1. Cull that customer list.  Every business has them, the so-called “demon” customers that can actually lose you money. Maybe they only buy from you when there’s a steep discount. Maybe they tie up your staff asking endless questions and then walk out the door empty-handed. Maybe they return items after submitting rebates for them. Maybe they’re just endlessly needy. Or maybe they expect a lot of services to be thrown in for free. Whatever they do that leads to losses, it can add up.  One study found that the bottom 20% of customers can generate losses that are greater than the total company profit!  So, ask yourself: How long has it been since I’ve taken a good hard look at my customer base? When was the last time I “fired” an unprofitable customer? How will I avoid selling to those kinds of customers this year? 

2. Free up time for the work that only you can do.  Anyone running their own shop has certain attributes, like drive, the need for control, and the desire for independence, that are highly laudable.  Those traits can also get in the way, though, when aimed at the wrong things.  Here’s the problem:  There are an awful lot of things that go into running a business that someone other than you could be doing. Maybe not the way you would do them, but well enough.  This is a great time to give some thought to what you are doing yourself that someone else could handle.  Everybody has their quirks in this regard.  I know a business owner who insists on hand-tying the bows on her high-end chocolate products because no one else does it with exactly her sense of style. For a lot of us, figuring out how to extricate ourselves from the more time-consuming aspects of our financial systems is the hurdle. Or we may keep some things on our plates because, frankly, we enjoy them, even if they aren’t activities that grow sales or develop business.  So, be tough:  Can you delegate, automate, eliminate or otherwise pull yourself away from that stuff to get laser-focused on what only you can do?

3. Get your $%&*@ together. You’ve heard it a thousand times:  Make sure your affairs are in order!  And maybe you did at one stage, but have you kept things up to date?  Have you made sure that in the event of something unfortunate happening to you that you’ve let people in on not only the big things, like wills and estate matters, but the smaller things, like passwords, on-line logons, the locations and access to accounts, and the like? There is a website that offers a real and unambiguous wake-up call and lots of handy forms. While this is an important to-do for anyone, it's particularly important for business owners. I know of cases in which a business owner ended up leaving the company to a spouse who was at odds with all the other partners in the business and it ended up being a big mess.  Ok, enough nagging, you know what to do. 

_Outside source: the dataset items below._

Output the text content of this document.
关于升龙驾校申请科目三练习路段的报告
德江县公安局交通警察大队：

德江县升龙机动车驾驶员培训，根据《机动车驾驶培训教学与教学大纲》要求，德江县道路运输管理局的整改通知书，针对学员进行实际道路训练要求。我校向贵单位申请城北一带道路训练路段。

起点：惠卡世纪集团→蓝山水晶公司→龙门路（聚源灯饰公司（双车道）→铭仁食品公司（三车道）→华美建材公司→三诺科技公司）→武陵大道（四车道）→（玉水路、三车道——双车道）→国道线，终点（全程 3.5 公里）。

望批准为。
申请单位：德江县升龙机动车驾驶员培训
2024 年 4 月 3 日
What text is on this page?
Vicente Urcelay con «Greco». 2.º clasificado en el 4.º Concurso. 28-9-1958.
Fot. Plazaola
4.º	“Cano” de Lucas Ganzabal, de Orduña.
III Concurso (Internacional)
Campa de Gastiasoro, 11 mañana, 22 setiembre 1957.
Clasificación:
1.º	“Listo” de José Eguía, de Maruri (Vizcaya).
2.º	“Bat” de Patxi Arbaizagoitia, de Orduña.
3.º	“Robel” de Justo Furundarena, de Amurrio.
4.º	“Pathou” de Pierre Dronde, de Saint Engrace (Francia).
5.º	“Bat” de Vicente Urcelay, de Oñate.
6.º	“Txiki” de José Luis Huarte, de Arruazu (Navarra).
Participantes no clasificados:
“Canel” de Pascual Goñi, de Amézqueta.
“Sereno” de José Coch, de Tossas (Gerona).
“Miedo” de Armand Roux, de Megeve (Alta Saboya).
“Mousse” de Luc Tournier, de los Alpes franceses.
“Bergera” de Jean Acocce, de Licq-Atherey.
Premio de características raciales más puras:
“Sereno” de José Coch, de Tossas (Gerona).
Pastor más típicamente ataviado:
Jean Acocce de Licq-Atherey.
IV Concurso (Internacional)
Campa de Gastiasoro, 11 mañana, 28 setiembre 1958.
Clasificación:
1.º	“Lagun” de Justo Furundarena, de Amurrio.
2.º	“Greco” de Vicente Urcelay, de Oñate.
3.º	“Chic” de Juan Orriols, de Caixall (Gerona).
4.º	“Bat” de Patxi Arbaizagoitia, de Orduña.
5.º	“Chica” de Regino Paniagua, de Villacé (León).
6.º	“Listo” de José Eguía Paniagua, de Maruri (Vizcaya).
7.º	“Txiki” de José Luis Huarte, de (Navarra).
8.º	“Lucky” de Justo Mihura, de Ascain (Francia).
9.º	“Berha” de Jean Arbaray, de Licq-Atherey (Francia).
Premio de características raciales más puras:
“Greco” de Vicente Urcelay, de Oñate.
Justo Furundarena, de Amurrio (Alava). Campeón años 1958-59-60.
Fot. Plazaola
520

4. Audit all your “free” goodies. You’ve probably accumulated several dozen loyalty cards, frequent flyer points, business perks, office-supply credits, credit card points, and on and on.  So when was the last time you actually went through and looked at what these accounts might do for you?  Do you even know what is on offer for all these accounts?  Worse yet, have you had potentially valuable points expire because you lost track of them?  Take a couple of hours, track down those floating accounts, and think about what you might be able to do, buy, or experience without having to dig into your own pocket.  Now that would be a nice New Year’s present to yourself.